E o bilhete é válido por…

O que está estabelecido é que vale duas voltas a partir do lugar onde a pessoa entra. Uma vez ou outra vêm turistas… Digo-lhes que podem fazer uma volta para verem o circuito na cidade e depois, na segunda, dizem onde querem ficar.

 

Costuma haver turistas?

Muito poucos, quanto mais não seja porque um turista não conhece o serviço e não sabe como o pode usar. Os autocarros de turismo costumam parar no largo Primeiro de Maio, mas não sabem o que é o Abusa e que o podem apanhar e ir até ao castelo.
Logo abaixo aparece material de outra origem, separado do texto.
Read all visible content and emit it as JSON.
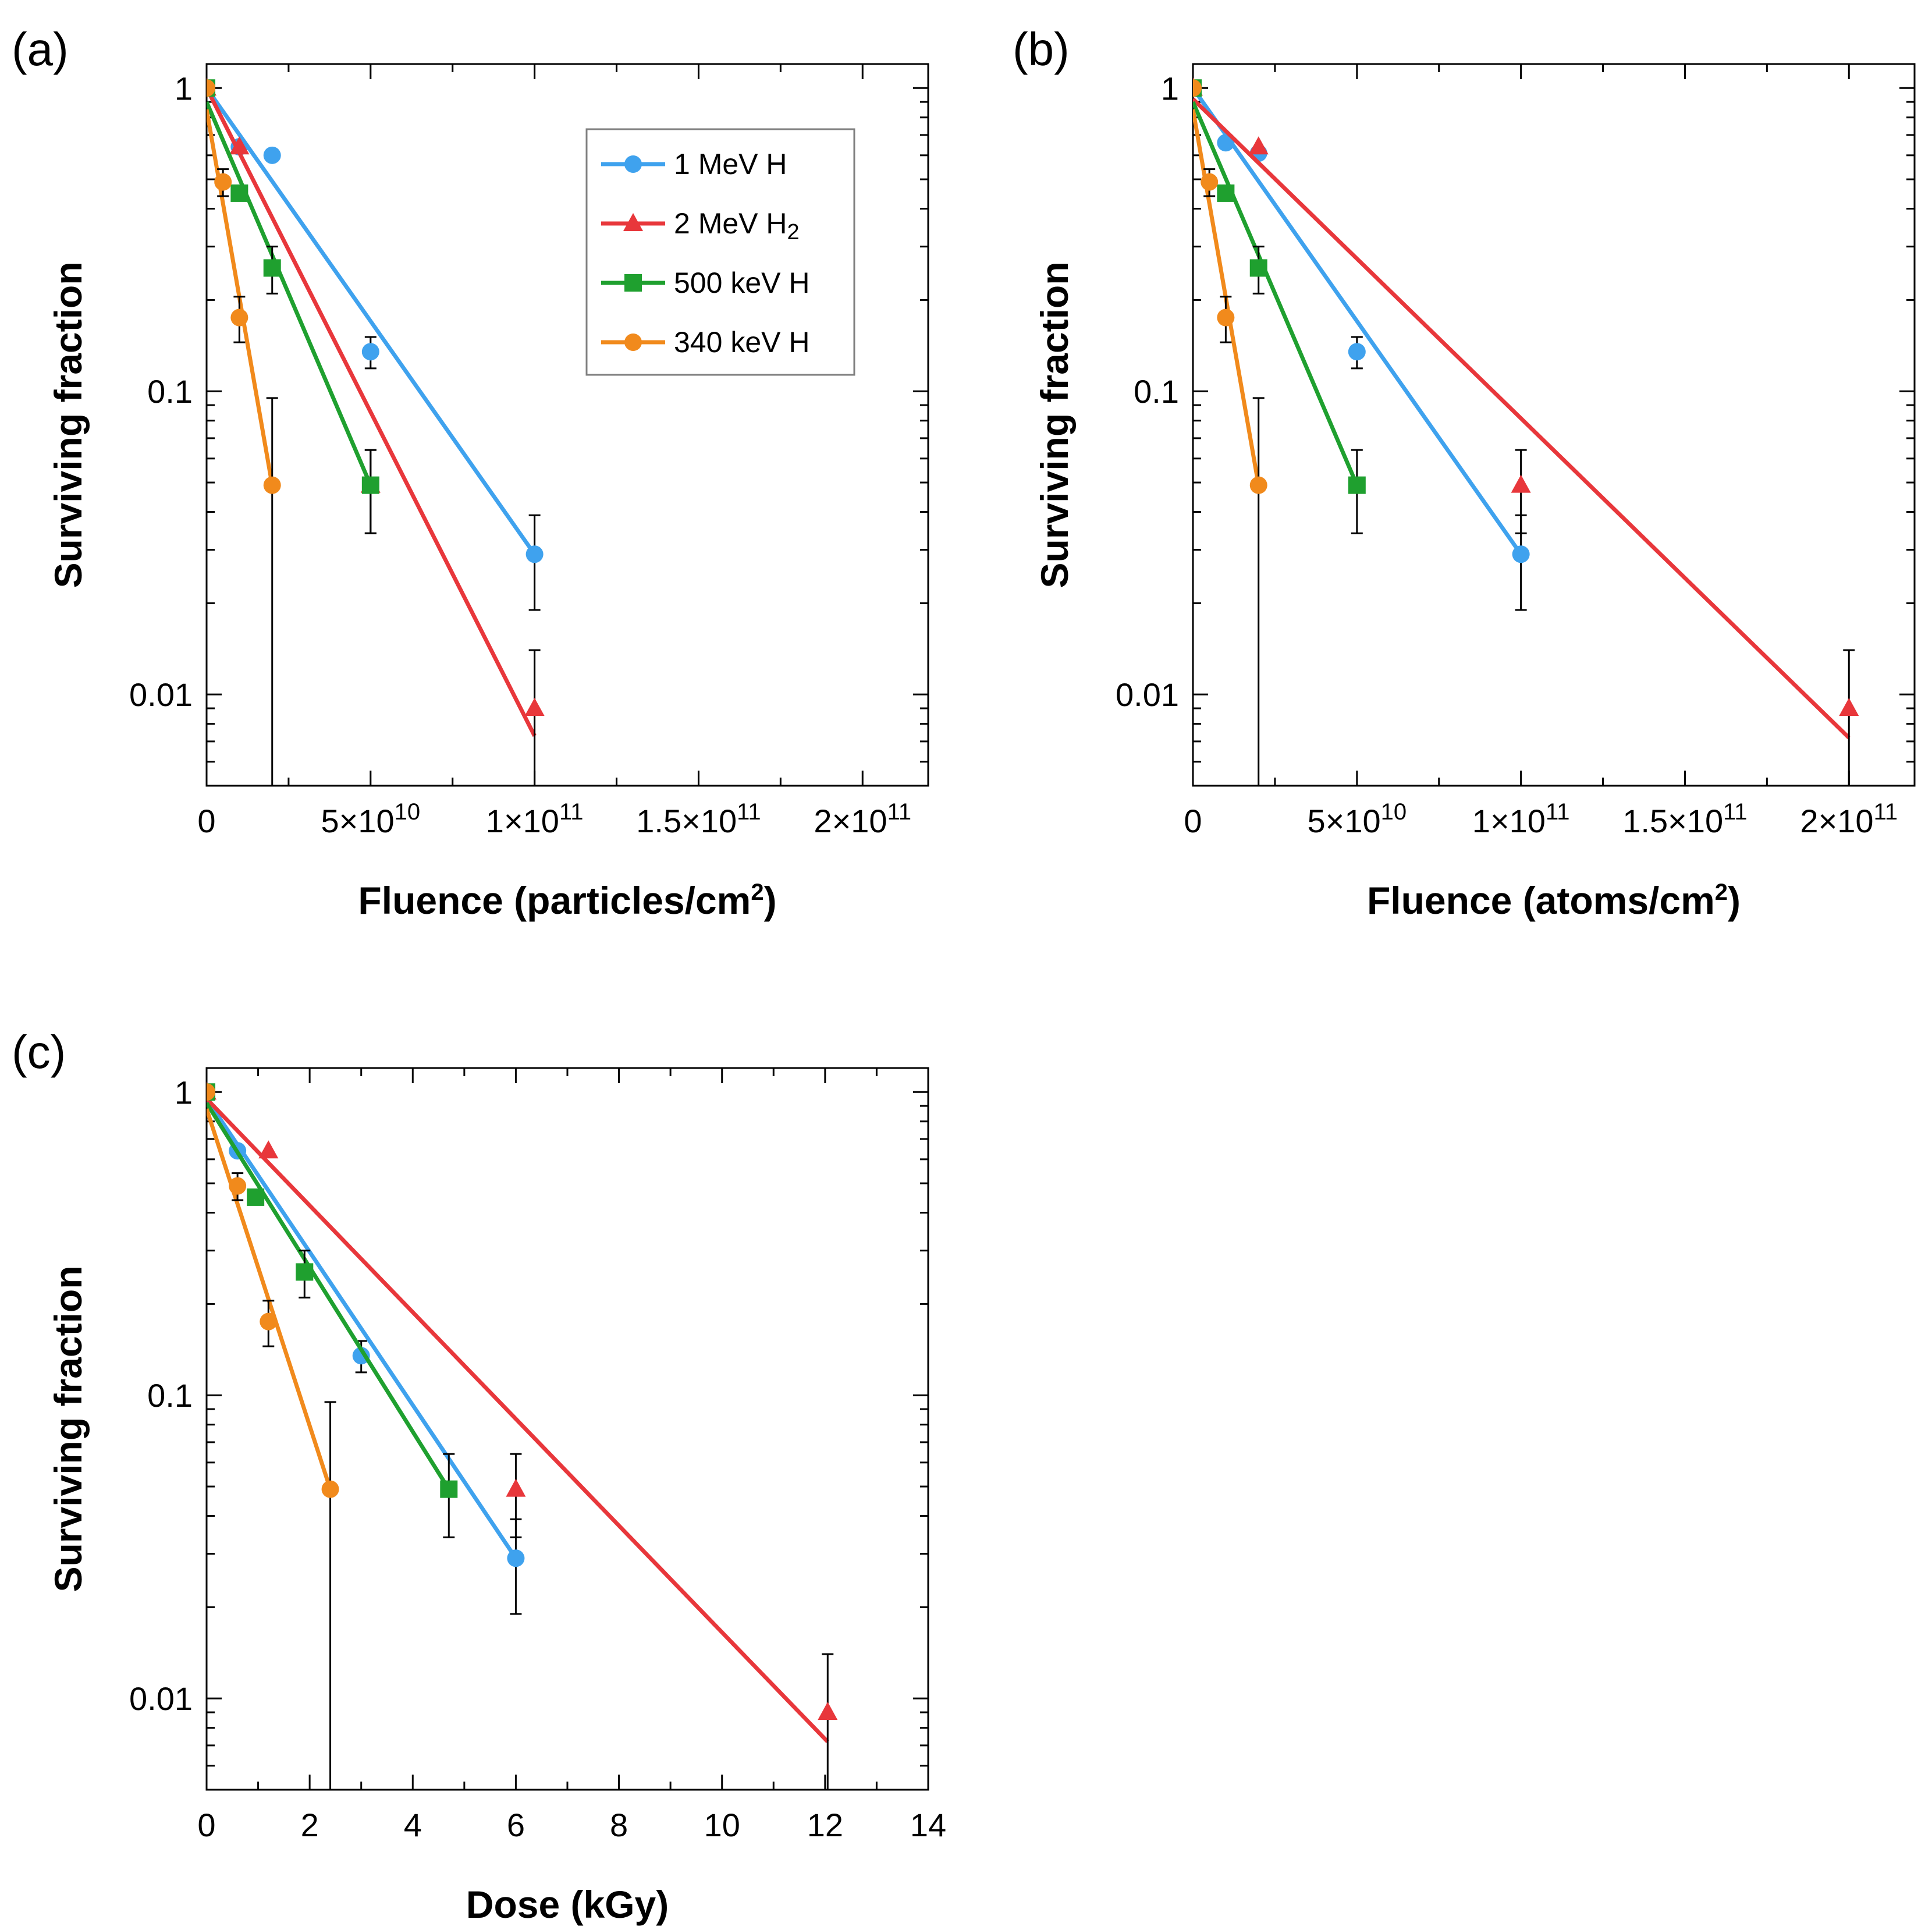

Se houvesse alguma informação, creio que havia mais turistas a aproveitar e a visitar o castelo, por exemplo.

 

Em média, quantas pessoas circulam por dia?

Depende dos dias. E nos últimos tempos tenho perdido alguns bons clientes, pessoas por quem já tinha amizade. Mas, em média, ao longo do ano, talvez umas 80 pessoas por dia. Quase só idosos, é muito raro transportar uma pessoa mais nova.

 

O mini autocarro é da Câmara ou da empresa?

É da empresa Vale do Ave, embora a decoração esteja feita pela Câmara. Temos dois carros, o que costuma andar ao serviço e outro para o caso de haver algum problema.

 

E quantos são os motoristas?

O motorista da empresa sou eu, depois temos mais um ou dois para reforço, porque eu tenho outras coisas a fazer. Sou o representante da empresa e, por isso, tenho de ir às reuniões e como sei de mecânica sou eu que faço esse serviço. Em três anos, o carro nunca precisou de ir a uma oficina, mudo pastilhas, faço a reparação do motor, faço tudo. Agora concorremos a mais quatro ou cinco escolas no concelho, se ganharmos o concurso vou ter de me dedicar a outras coisas.

 

Isso significa que a empresa está a apostar nesta zona?

A empresa dedica-se mais ao turismo. Mas como eu estou aqui e faço tudo, como disse, a empresa aproveita, eu trato de tudo e eles não precisam de se preocupar.